Long ago and far away, I worked at a TV station that hated network special reports when they ran too long, especially when they started knocking out commercials we were planning to run in the programs our general manager or programming director wished we were showing.
The problem reached a head in the 1999 plane-crash death of JFK Junior, when the networks went wall-to-wall with the story on a weekend. We got calls from angry viewers who wanted to see tennis. A station exec grumbled about announcements coming from the network telling people where they could tune -- away from us -- to see it. "They're just repeating the same things over again," she snorted. We couldn't do anything. We didn't have any alternative programming as it was, but we were losing the revenue from the local station breaks.
Eventually station brass came up with a solution. We had the generic end of a network special report on tape saying, "This has been a special report." If the toppers thought the network was droning on too long, they would have Master Control bail out of the report with the generic end tape and go back to whatever local programming we were showing.
I don't know if the network ever caught on to this. They would've been livid if they knew. In 2002 a decade ago, CBS threw a fit when it learned one of their owned-and-operated stations in Pittsburgh was using a device called the "Time Machine" to delay and compress a live football game in order to squeeze extra commercials. I found the outrage laughable. Before this time, dozens of stations had been using the device on the down low. They only stopped when they got caught.

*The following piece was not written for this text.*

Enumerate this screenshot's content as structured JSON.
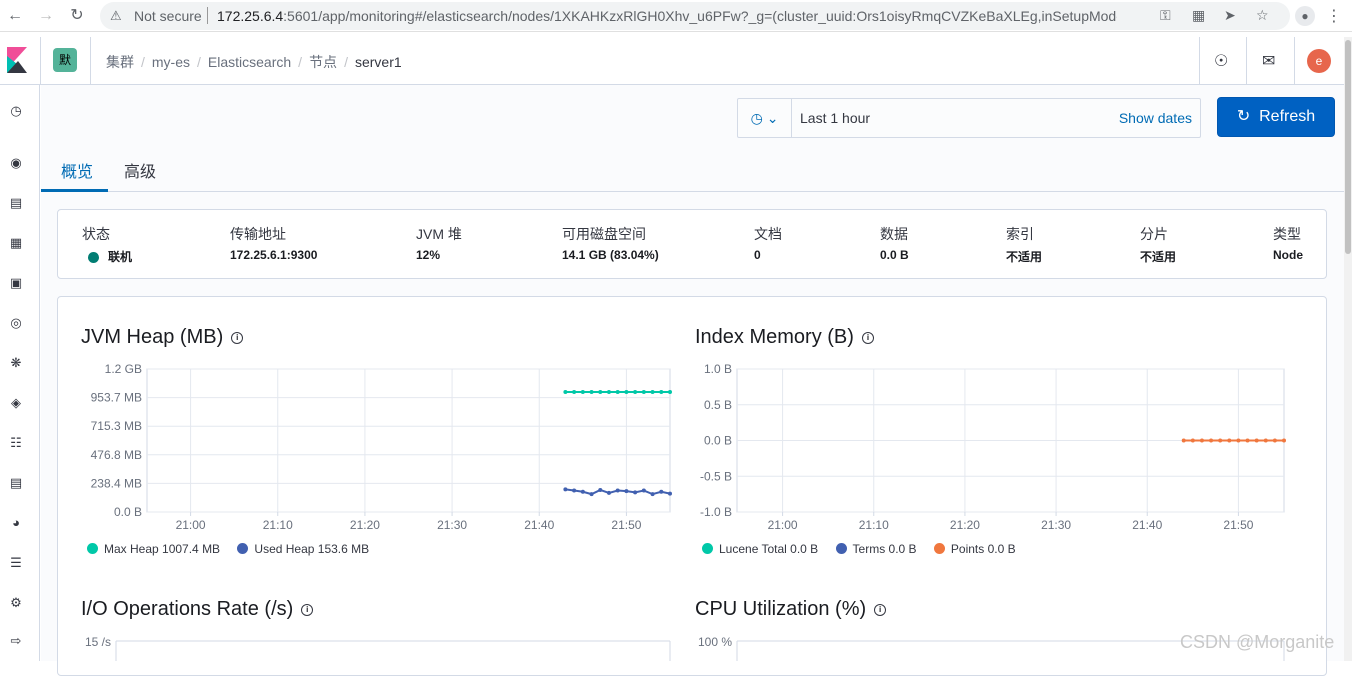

I understand why local stations are trying to protect or amp up their revenue. The networks that used to pay them to run their shows are now squeezing them for money they get from cable companies for permission to retransmit their signals. The NFL also comes around with its hand out -- and remember, this league gets cushy tax breaks. Then when cable contracts come up and stations have to raise their retransmission fees to protect their behinds, it's the stations who get the hate mail.
People will talk about trying to find a new business model for television, but it's talk. I would rather the networks and the NFL find a way to cut costs so they don't have to ask so much of their stations. NBC tried managing for scale with the ill-fated Jay Leno Show experiment, but affiliates screamed. Shoveling cheap shows onto the air isn't the solution. If I knew what was, I wouldn't be sitting behind a news producer's desk.